Przejdź do treści
Przejdź do stopki

Seattle rządzi

Treść

Najlepszym bilansem w obecnym sezonie ligi NBA mogą pochwalić się koszykarze Seattle SuperSonics. Z piętnastu rozegranych meczów aż w trzynastu schodzili z parkietu w roli zwycięzców - wczoraj pokonali Indianę Pacers 103:95.

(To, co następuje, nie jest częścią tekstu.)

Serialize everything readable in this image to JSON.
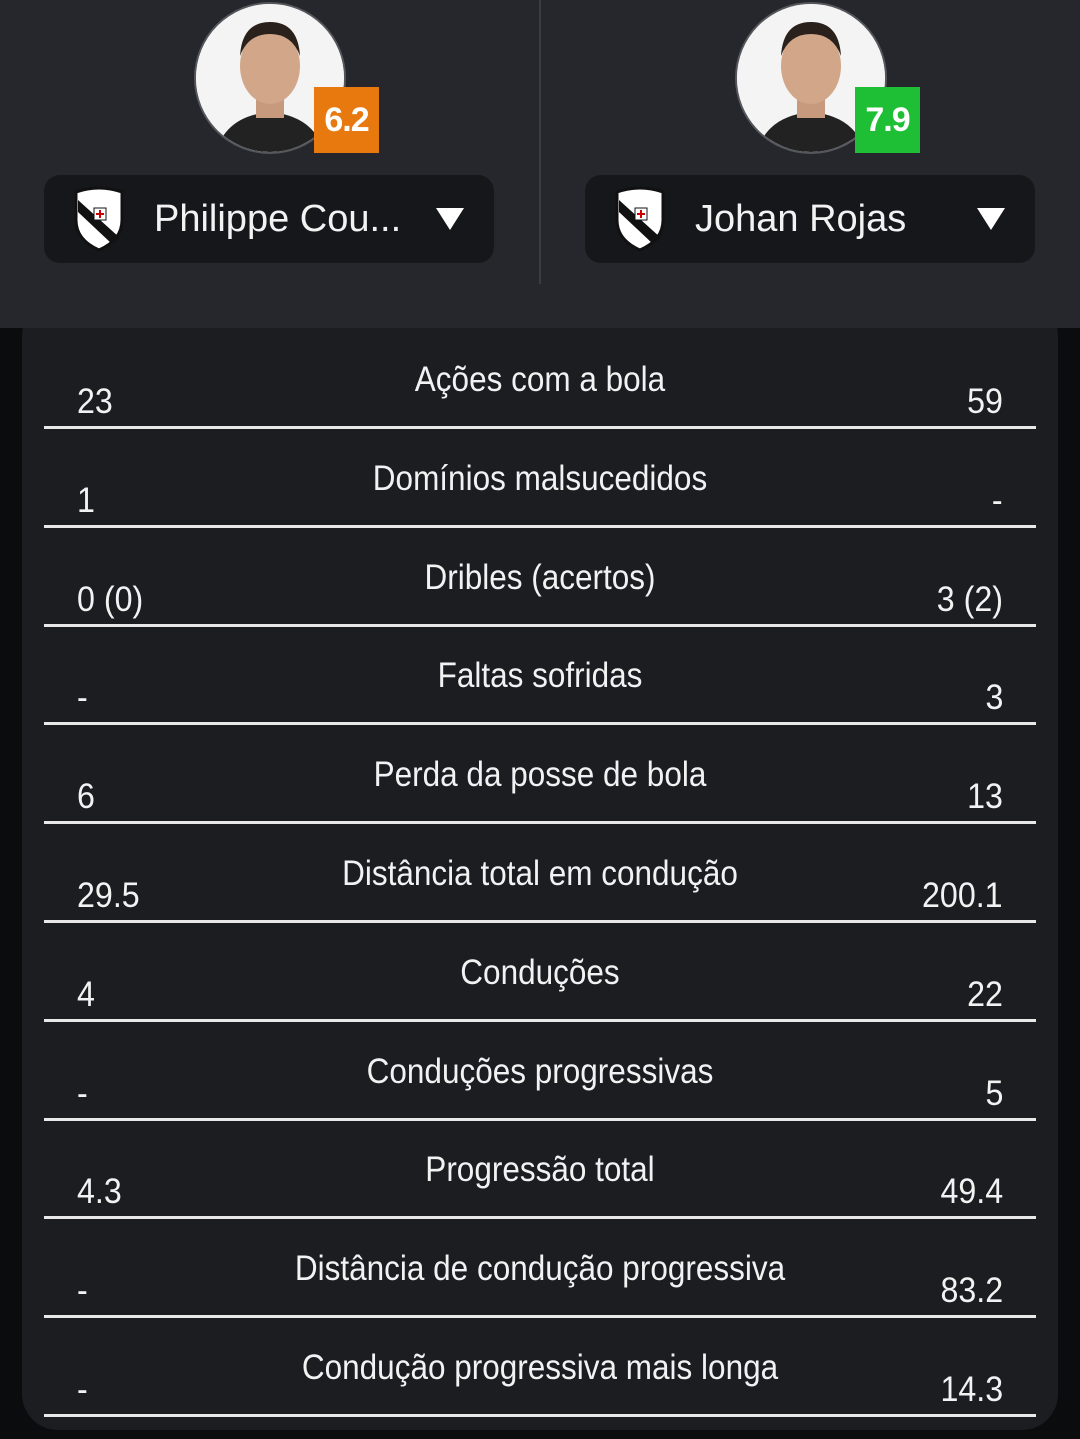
{
  "players": [
    {
      "name": "Philippe Cou...",
      "rating": "6.2",
      "rating_color": "#e8790f",
      "crest_icon": "vasco-crest-icon"
    },
    {
      "name": "Johan Rojas",
      "rating": "7.9",
      "rating_color": "#1fbf35",
      "crest_icon": "vasco-crest-icon"
    }
  ],
  "stats": [
    {
      "label": "Ações com a bola",
      "left": "23",
      "right": "59"
    },
    {
      "label": "Domínios malsucedidos",
      "left": "1",
      "right": "-"
    },
    {
      "label": "Dribles (acertos)",
      "left": "0 (0)",
      "right": "3 (2)"
    },
    {
      "label": "Faltas sofridas",
      "left": "-",
      "right": "3"
    },
    {
      "label": "Perda da posse de bola",
      "left": "6",
      "right": "13"
    },
    {
      "label": "Distância total em condução",
      "left": "29.5",
      "right": "200.1"
    },
    {
      "label": "Conduções",
      "left": "4",
      "right": "22"
    },
    {
      "label": "Conduções progressivas",
      "left": "-",
      "right": "5"
    },
    {
      "label": "Progressão total",
      "left": "4.3",
      "right": "49.4"
    },
    {
      "label": "Distância de condução progressiva",
      "left": "-",
      "right": "83.2"
    },
    {
      "label": "Condução progressiva mais longa",
      "left": "-",
      "right": "14.3"
    }
  ]
}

Największy wkład w czwartą z rzędu wygraną "Ponaddźwiękowców" mieli Rashard Lewis, który uzyskał 22 punkty, i Ray Allen - 19 pkt i 9 asyst. Ekipa ze Seattle wciąż pozostaje niepokonana na własnym boisku. Gościom na nic zdała się kapitalna postawa Jamesa Jonesa (zdobył 27 pkt, z czego 17 w ostatniej kwarcie).
Wygrywając z Golden State Warriors 103:91, koszykarze Los Angeles Clippers odnieśli ósme zwycięstwo w sezonie i zapewnili sobie dodatni bilans meczów po pierwszym miesiącu rozgrywek (obecnie 8-6). Po raz ostatni z tak dobrego początku sezonu mogli się cieszyć 12 lat temu (w sumie to drugi przypadek w ostatnich 30 latach). Najlepszym graczem "Wojowników" był... syn trenera Clippers - Mike Dunleavy jr., który zdobył 20 pkt.
Dziewiąty z kolei mecz przegrał zespół New Jersey Nets. Tym razem uległ w Portland tamtejszym Trail Blazers 71:83. Nets, dla których 20 punktów zdobył Richard Jefferson, mają w dorobku zaledwie dwie wygrane w trzynastu spotkaniach. To najgorszy początek w wykonaniu tej drużyny od 4 lat.
Dopiero dogrywka pozwoliła wyłonić zwycięzcę w spotkaniu Toronto Raptors z Washington Wizards. Goście wygrali 114:109, a największy wkład w sukces miał Larry Hughes, który rozegrał najlepszy mecz w sezonie i zanotował tzw. triple-double, notując 33 pkt, 10 zbiórek i 10 asyst. W czwartej kwarcie, w której Wizards przegrywali już różnicą 10 punktów, Hughes zdobył 21 pkt, a jego dwa celne rzuty wolne na 0,8 s przed ostatnią syreną sprawiły, że po upływie regulaminowego czasu gry był remis 100:100.